There are other problems with the book. A major one is the art. There are no backgrounds to this story. Thor and the Hulk fight on a bridge, and we only know that because the bridge is seen dimly every three pages or so. The art in the book feels incomplete and seems to be almost an attempt to create a series of pinups of Thor and the Red Hulk fighting. I almost want McGuinness to go back and finish up his artwork.

I don't have the same dislike of the idea of the red Hulk that many other comic book fans do. I am assuming that there is a reason why the red Hulk is so powerful that he can beat up Watchers and gods with very little effort. Once this is revealed, assuming it is done well, I have no problem with his level of power. One of the interesting things about the Hulk is that his power level is literally infinite, in the sense that there is no limit to his power so long as he is angry enough. That he was so angry during the World War Hulk story gave it much of its plausibility, and if the Red Hulk is somehow a side of Bruce Banner (which I'm hoping it is), then it might make sense.

However, Loeb has to get on with it.
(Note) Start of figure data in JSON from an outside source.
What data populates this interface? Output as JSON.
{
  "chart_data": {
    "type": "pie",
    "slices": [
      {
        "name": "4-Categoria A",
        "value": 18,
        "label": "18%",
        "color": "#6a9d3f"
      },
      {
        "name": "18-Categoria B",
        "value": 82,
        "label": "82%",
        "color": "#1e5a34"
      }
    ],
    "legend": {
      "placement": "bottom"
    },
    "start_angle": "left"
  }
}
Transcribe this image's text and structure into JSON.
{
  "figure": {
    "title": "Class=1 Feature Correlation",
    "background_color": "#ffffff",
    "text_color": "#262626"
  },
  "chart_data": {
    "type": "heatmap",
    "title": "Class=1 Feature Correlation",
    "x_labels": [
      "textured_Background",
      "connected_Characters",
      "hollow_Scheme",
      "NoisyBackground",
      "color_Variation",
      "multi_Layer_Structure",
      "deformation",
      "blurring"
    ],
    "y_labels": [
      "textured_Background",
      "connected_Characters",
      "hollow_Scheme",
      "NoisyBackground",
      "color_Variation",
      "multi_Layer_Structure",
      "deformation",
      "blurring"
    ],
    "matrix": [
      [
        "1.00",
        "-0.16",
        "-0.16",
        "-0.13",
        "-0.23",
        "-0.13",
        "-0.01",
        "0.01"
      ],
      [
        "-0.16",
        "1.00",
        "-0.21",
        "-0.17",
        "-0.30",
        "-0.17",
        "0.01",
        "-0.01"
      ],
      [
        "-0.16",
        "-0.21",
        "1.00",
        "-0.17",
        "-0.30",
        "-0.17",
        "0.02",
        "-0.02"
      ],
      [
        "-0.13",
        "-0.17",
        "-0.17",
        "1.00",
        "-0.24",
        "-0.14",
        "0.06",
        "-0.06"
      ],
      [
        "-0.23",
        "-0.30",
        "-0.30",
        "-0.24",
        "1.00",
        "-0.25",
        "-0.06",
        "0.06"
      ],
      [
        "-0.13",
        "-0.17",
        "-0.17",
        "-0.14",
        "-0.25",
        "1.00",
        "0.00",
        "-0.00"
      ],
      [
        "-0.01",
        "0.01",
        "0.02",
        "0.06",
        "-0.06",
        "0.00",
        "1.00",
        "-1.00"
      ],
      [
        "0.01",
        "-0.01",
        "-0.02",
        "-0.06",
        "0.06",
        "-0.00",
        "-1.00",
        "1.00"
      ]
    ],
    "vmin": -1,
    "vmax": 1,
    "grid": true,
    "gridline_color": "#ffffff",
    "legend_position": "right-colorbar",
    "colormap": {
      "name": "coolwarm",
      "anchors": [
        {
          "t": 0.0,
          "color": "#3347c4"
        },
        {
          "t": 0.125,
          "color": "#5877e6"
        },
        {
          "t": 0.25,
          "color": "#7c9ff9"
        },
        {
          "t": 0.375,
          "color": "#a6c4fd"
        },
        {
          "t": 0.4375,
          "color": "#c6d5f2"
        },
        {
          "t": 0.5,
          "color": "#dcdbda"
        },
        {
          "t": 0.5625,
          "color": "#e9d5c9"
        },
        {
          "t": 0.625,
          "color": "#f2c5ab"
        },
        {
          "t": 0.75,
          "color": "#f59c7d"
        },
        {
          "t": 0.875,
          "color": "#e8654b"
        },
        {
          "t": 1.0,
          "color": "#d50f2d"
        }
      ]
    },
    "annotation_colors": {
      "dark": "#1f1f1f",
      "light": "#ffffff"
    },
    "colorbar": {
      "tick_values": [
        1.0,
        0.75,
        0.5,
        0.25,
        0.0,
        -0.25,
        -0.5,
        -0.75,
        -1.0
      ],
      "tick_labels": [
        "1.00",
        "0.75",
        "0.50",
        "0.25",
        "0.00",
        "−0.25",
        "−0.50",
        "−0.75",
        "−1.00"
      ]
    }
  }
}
This book isn't really a mystery, since we haven't even been given enough clues to have any idea why this new Hulk is so powerful. What we have so far are five issues of fighting which are not fun and which need to be brought into focus very quickly, or this book will lose all interest. The book isn't funny as satire, engaging as a mystery or dramatic in effect. I'd call it a mess, but it's not complex enough to be a mess.

The scene between A-Bomb (ugh) and the green Hulk is actually bordering on offensive. Having two characters with the low intelligence of the green Hulk speak to each other in a way that is intended to be funny seems to have its humor rest on people finding conversations between two mentally disabled people funny. Some people find the Hulk's speech patterns intrinsically offensive, but I've always thought they sound more childlike than anything and as long as they aren't supposed to be funny, they are not done to mock the disabled. However, the A-Bomb-Hulk conversation is an example of how the Hulk's speech patterns can be used for tasteless and offensive humour at the expense of the disabled.

So far, Loeb's run on the Hulk is a disaster. I think it's supposed to be either satire or a silver-age adventure, but it's failing on both counts. It's too bad, because either a satirical Hulk or a silver-agey Hulk could provide an interesting story. This isn't as bad as the Ultimates 3, but that's pretty much the only positive thing to say about it.